With a Z-score of -0.268, the university shows virtually no reliance on its own journals for publication, a stark contrast to the medium-risk trend at the national level (Z-score: 1.373). This demonstrates a clear preventive isolation from practices that could lead to academic endogamy. By avoiding its own journals, the institution ensures its scientific production undergoes independent external peer review, which is essential for global visibility and competitive validation. This practice mitigates the conflict of interest that arises when an institution acts as both judge and party, and it prevents the use of internal channels as potential 'fast tracks' for inflating publication counts without rigorous external scrutiny.

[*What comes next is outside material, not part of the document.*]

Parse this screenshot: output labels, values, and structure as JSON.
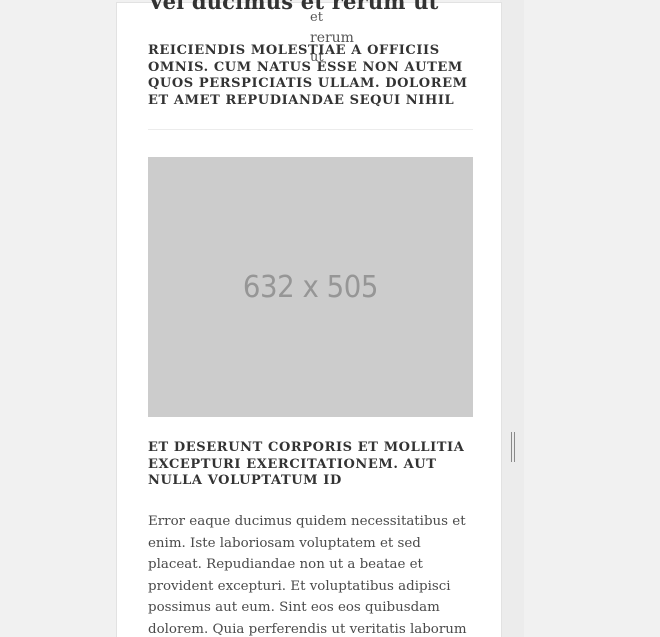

The university's rate of redundant output, or "salami slicing," reaches a Z-score of 4.156, a significant risk level that sharply accentuates the moderate trend observed nationally (Z-score: 1.097). This indicates that the institution is not just reflecting a national vulnerability but is a primary driver of it. A high value here is a critical alert for the practice of dividing a single coherent study into multiple "minimal publishable units" to artificially inflate productivity metrics. This pattern of massive and recurring bibliographic overlap between publications distorts the available scientific evidence and overburdens the peer-review system. It suggests an urgent need to re-evaluate research assessment criteria to prioritize significant new knowledge over publication volume.